In a pending Supreme Court case, the Biden administration and several prominent, leftist civil-rights groups piled on criticism of the California attorney general’s office over its cavalier mishandling of donor data.
The crux of the issue in Americans for Prosperity Foundation v. Becerra and a companion case from the Thomas More Law Center is the radical blue state’s policy of refusing to follow federal law by keeping donor databases private.
In a recent amicus brief, Biden’s Justice Department lawyers came out in support of the two conservative groups, who were appealing the decision by the radical leftist Ninth Circuit Court to uphold the practices, begun under former Gov. Jerry Brown.
They criticized the state for allowing private Schedule B donor rolls that nonprofit groups were obliged to report to be easily accessed by outside parties, saying the “respondent’s ‘history’ of not ‘maintain[ing] Schedule B information as securely as it should have raises a serious concern.”
They also warned of the potential for violating individual free speech rights by creating a chilling effect on those who fear retaliation for their support of a given cause.
“[T]he overall deterrent effect on the exercise of First Amendment rights should be assessed as a function of both variables: the probability of public disclosure and the severity of the harms such disclosure could produce,” said the brief.
The only problem: Those attorneys general happened to be current Vice President Kamala Harris and Xavier Becerra, the current AG who is nominated to be Biden’s secretary of Health and Human Services.
In California, the result has been the targeting of conservative donors, who risk getting canceled or blacklisted simply for their support of the party and its mainstream causes.
Nonetheless, the precedent for the case is based in a civil-rights-era ruling where social-justice activists feared retaliation.
And on a national level, several radical leftist organizations have come out against the practice, including the NAACP, ACLU, PETA and the Council on American–Islamic Relations.
“The disclosure law at issue here, at least as it has been implemented by California, risks undermining the freedom to associate for expressive purposes,” wrote the NAACP in its amicus brief, according to the National Review.
“That freedom … is fundamental to our democracy,” it continued. ” … In light of California’s record of inadvertently publicizing these sensitive documents, its demand should be treated as a de facto public disclosure requirement.”
Among the groups expressing concern over Harris’s and Becerra’s eagerness to dox them was a pair of advocacy groups for Chinese dissidents, founded by survivors of the 1989 Tiananmen Square massacre.
They noted that the lists were not only accessible to those in the US, where voter-intimidation tactics were largely nonviolent, but also to the Chinese Communist Party, which has not hesitated to punish donors still residing in the totalitarian nation.
“Nearly all of Citizen Power Initiatives’ donors and potential donors have significant ties to China—family, business, citizenship—and are vulnerable to all manner of coercion,” wrote one group.
“In 2019, China imprisoned one consistent major donor who is based in the country and had yearly travels to the United States,” it continued. “Another major donor discontinued his support after learning that the Chinese government had discovered his donations. … People’s lives and livelihoods are at stake.”

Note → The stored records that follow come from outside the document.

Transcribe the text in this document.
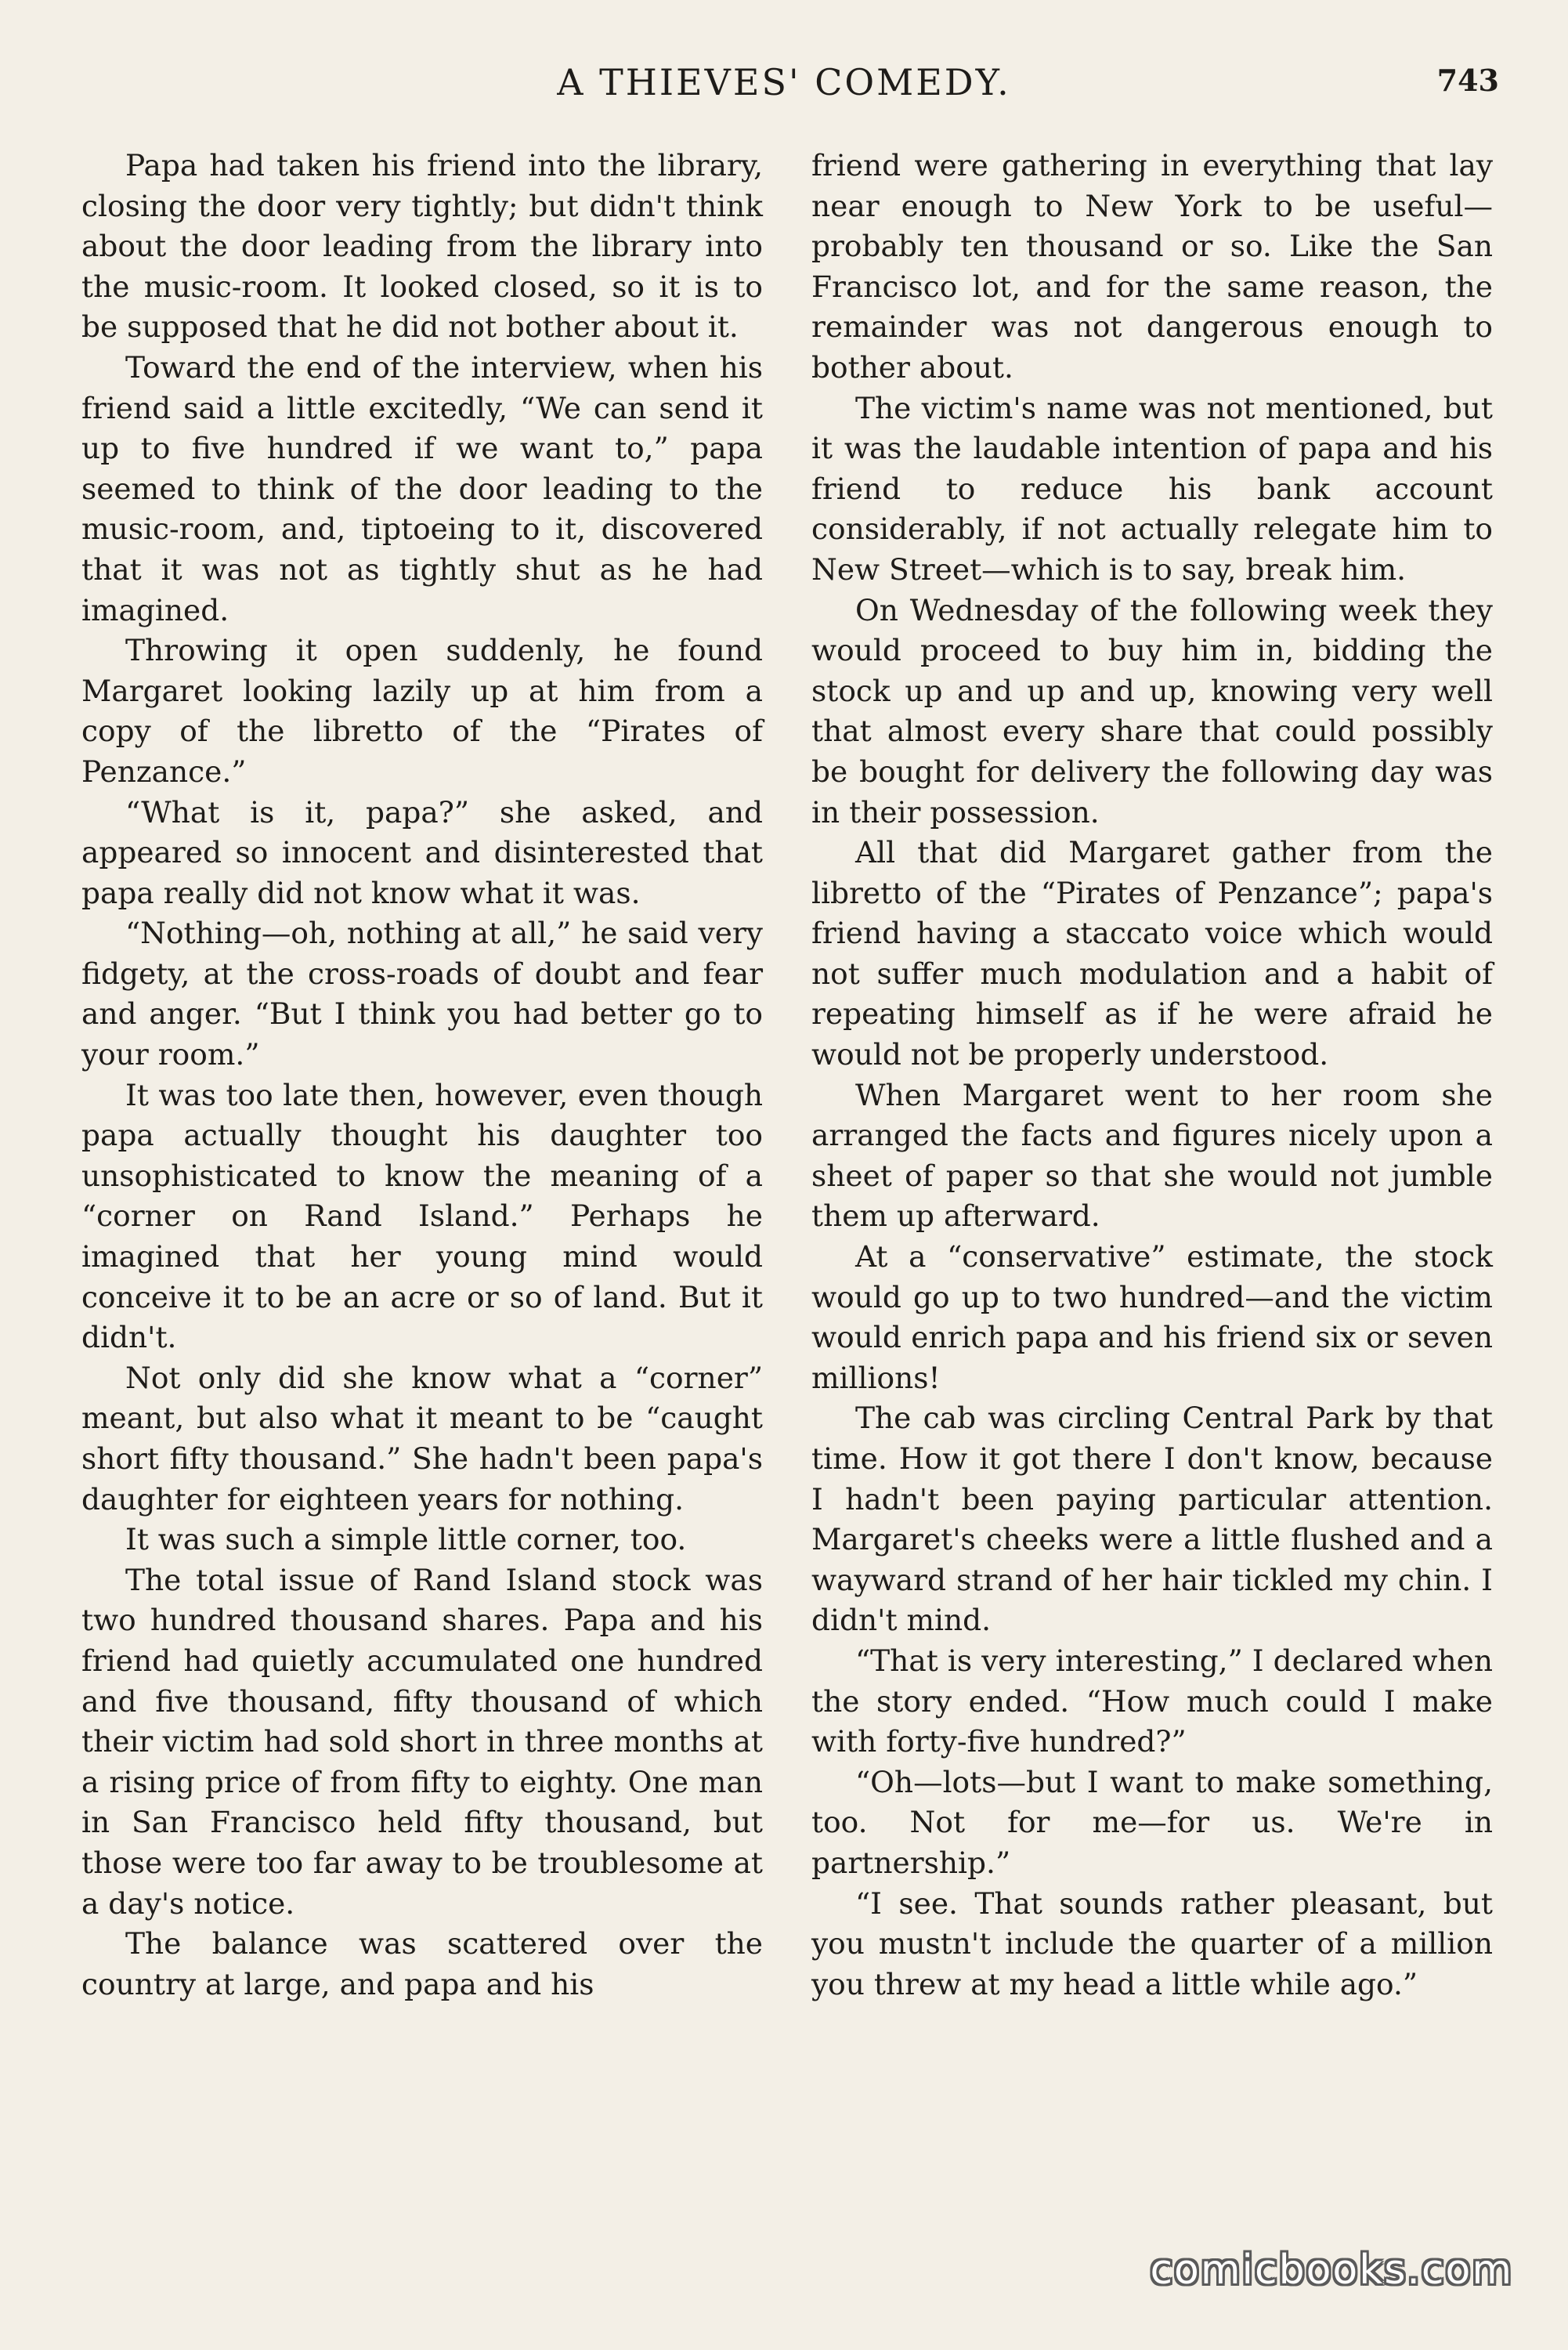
A THIEVES' COMEDY.	743

Papa had taken his friend into the library, closing the door very tightly; but didn't think about the door leading from the library into the music-room. It looked closed, so it is to be supposed that he did not bother about it.

Toward the end of the interview, when his friend said a little excitedly, “We can send it up to five hundred if we want to,” papa seemed to think of the door leading to the music-room, and, tiptoeing to it, discovered that it was not as tightly shut as he had imagined.

Throwing it open suddenly, he found Margaret looking lazily up at him from a copy of the libretto of the “Pirates of Penzance.”

“What is it, papa?” she asked, and appeared so innocent and disinterested that papa really did not know what it was.

“Nothing—oh, nothing at all,” he said very fidgety, at the cross-roads of doubt and fear and anger. “But I think you had better go to your room.”

It was too late then, however, even though papa actually thought his daughter too unsophisticated to know the meaning of a “corner on Rand Island.” Perhaps he imagined that her young mind would conceive it to be an acre or so of land. But it didn't.

Not only did she know what a “corner” meant, but also what it meant to be “caught short fifty thousand.” She hadn't been papa's daughter for eighteen years for nothing.

It was such a simple little corner, too.

The total issue of Rand Island stock was two hundred thousand shares. Papa and his friend had quietly accumulated one hundred and five thousand, fifty thousand of which their victim had sold short in three months at a rising price of from fifty to eighty. One man in San Francisco held fifty thousand, but those were too far away to be troublesome at a day's notice.

The balance was scattered over the country at large, and papa and his

friend were gathering in everything that lay near enough to New York to be useful—probably ten thousand or so. Like the San Francisco lot, and for the same reason, the remainder was not dangerous enough to bother about.

The victim's name was not mentioned, but it was the laudable intention of papa and his friend to reduce his bank account considerably, if not actually relegate him to New Street—which is to say, break him.

On Wednesday of the following week they would proceed to buy him in, bidding the stock up and up and up, knowing very well that almost every share that could possibly be bought for delivery the following day was in their possession.

All that did Margaret gather from the libretto of the “Pirates of Penzance”; papa's friend having a staccato voice which would not suffer much modulation and a habit of repeating himself as if he were afraid he would not be properly understood.

When Margaret went to her room she arranged the facts and figures nicely upon a sheet of paper so that she would not jumble them up afterward.

At a “conservative” estimate, the stock would go up to two hundred—and the victim would enrich papa and his friend six or seven millions!

The cab was circling Central Park by that time. How it got there I don't know, because I hadn't been paying particular attention. Margaret's cheeks were a little flushed and a wayward strand of her hair tickled my chin. I didn't mind.

“That is very interesting,” I declared when the story ended. “How much could I make with forty-five hundred?”

“Oh—lots—but I want to make something, too. Not for me—for us. We're in partnership.”

“I see. That sounds rather pleasant, but you mustn't include the quarter of a million you threw at my head a little while ago.”

comicbooks.com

Becerra has come under fire during his confirmation hearings, not only because of his lack of experience in the health field, but also his unabashedly leftist views.
He has used his role in the AG’s office to launch attacks on conservative groups, including near constant efforts to undermine the Trump administration’s agenda.
In his own court filing responding to the petition, he scoffed at the notion that “any claim that California’s requirement could lead to public harassment or other negative consequences.”
But the Justice Department threw down the evidence, noting that he and Harris both had threatened non-compliant groups who resisted disclosing their donors.
“Charitable organizations that fail to comply are not merely denied a subsidy but also barred from operating and fundraising in the State. . . . [Becerra] has not sought to defend
California’s Schedule B disclosure requirement as a condition on governmental subsidies” it noted.
“When petitioners did not comply with the requirement,” the DOJ continued, Harris had “informed them not only that they might lose their state tax exemptions but also that they could be barred from operating or soliciting contributions in California.”
In spite of the concerns over donor privacy rights, congressional Democrats have included in their controversial HR1 election overhaul provisions that would further force private donors into public.